Meeting for Sufferings, following some recent changes, now has around 100 people present at each meeting, and meets about six times a year. This is just small enough that earlier this year we were able, for the first time ever, to meet for a residential at Woodbrooke. The major advantages to this are that a) you get a whole weekend in which to socialise and get to know one another as well as to work, and b) you get to be at Woodbrooke. (I am personally biased to consider the latter wholly a good thing, for reasons which I might discuss when I reach W.) We actually spent much of that meeting on our internal matters, important but not the ones I most want to share.
Recently, the Meeting for Sufferings decision I have been asked about most is the boycott of goods from Israeli settlements. (You can read about that boycott in general here.) In April, we revisited that decision, having been asked to do so by several Area Meetings.

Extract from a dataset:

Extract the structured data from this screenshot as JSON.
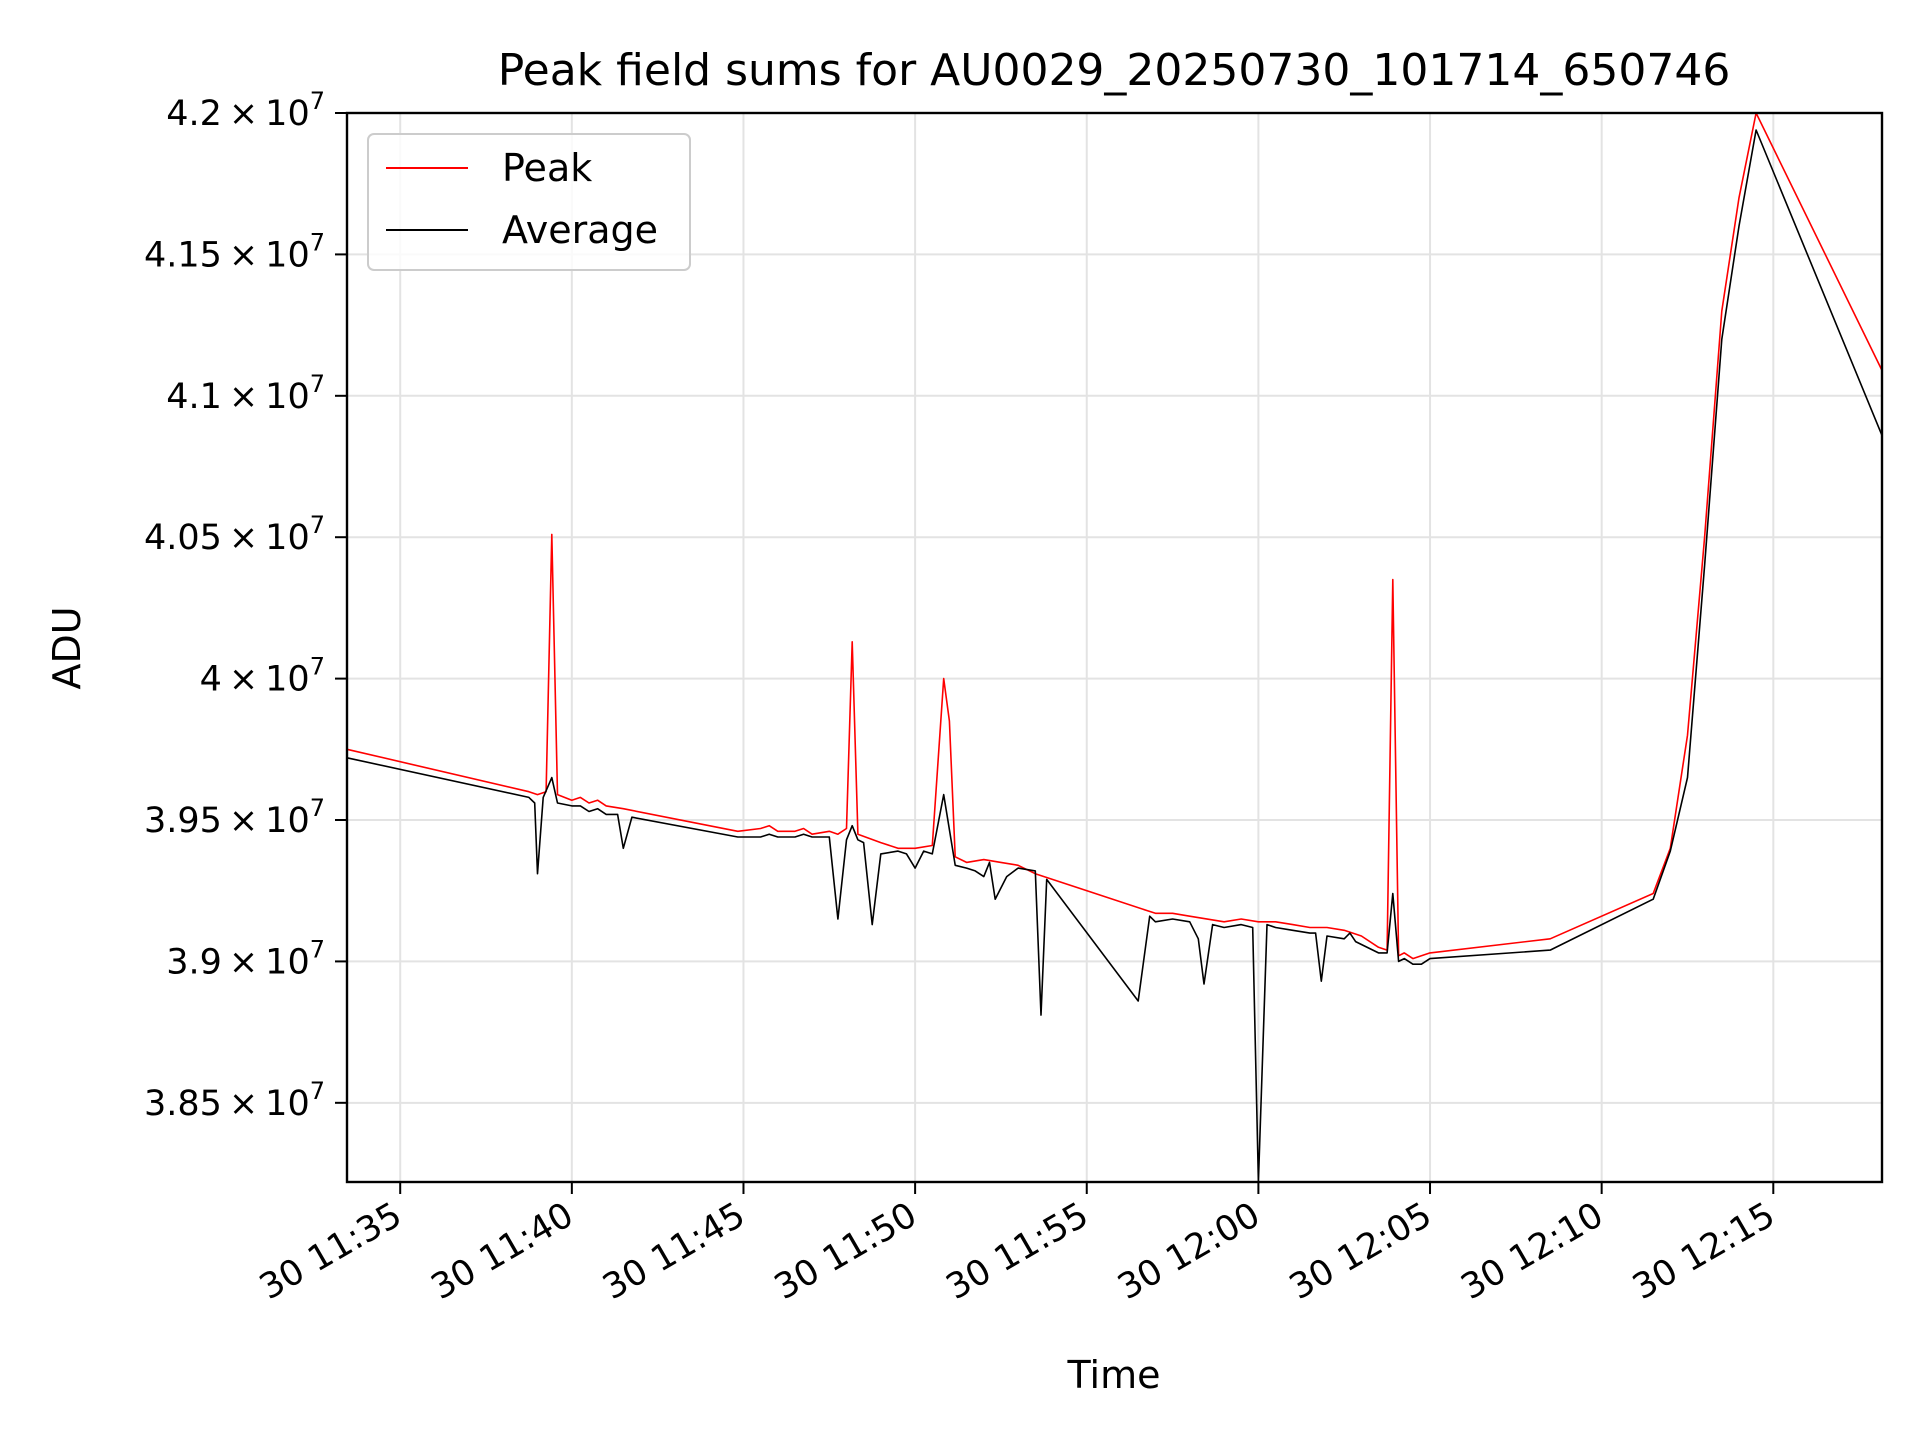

It was a tough session – Meeting for Sufferings is usually intense, intellectually and emotionally, but this was much more so. We heard about the history of the situation – not, perhaps, in full, but those parts which seemed to be relevant. We heard the concerns of Friends, practical and political, and we heard about the many ways in which we have been in dialogue with the Jewish community over this. (Indeed, one of that places I went and found myself speaking about this was my local Quaker-Jewish dialogue group.)
Most of us arrive at the consideration of such an issue with some thoughts already in mind. In this case, some of us are thinking about our own attempts to carry out this boycott as suggested, and the difficulty of identifying settlement goods while still buying Israeli goods; others are thinking about what they have seen on visits to Israel/Palestine, others about the history of the Jewish people, others about the legal situation, others about the arguments in favour of boycotting all of Israel, others about the hurt caused by this boycott and the reasons for abandoning it, and so forth. We don’t come in to it neutral – how could you? And yet our aim is to set these personal things aside a little, bringing them in as appropriate, but trying to get a sense of the right way forward whether it is what we expected or not.
The right way forward is especially hard to find when it seems that none of the ways forward are really right. We want to maintain our friendships with people on both sides of the conflict. We aren’t really in agreement with the governments of either side, especially on the matter of armed conflict (Quakers disagree with almost every government ever about that, actually). We want to take a stance against what seems to us to be wrong, but also to speak in favour of what seems to us to be right. At the moment – as of our minute in April – Meeting for Sufferings feels that a boycott of Israeli settlements but not of Israel is the right way to hold that balance in public, however difficult it may be.
Reaching such decisions is hard. I can’t say that I enjoyed that session as such, but it felt right that we go through the process, seeing it as part of a continuing compromise. With that in mind, we will be considering the matter again in October; pray that God is with us then. In the meantime, you can read the April minute (scroll down to the fifth item, S/13/04/05) for yourself.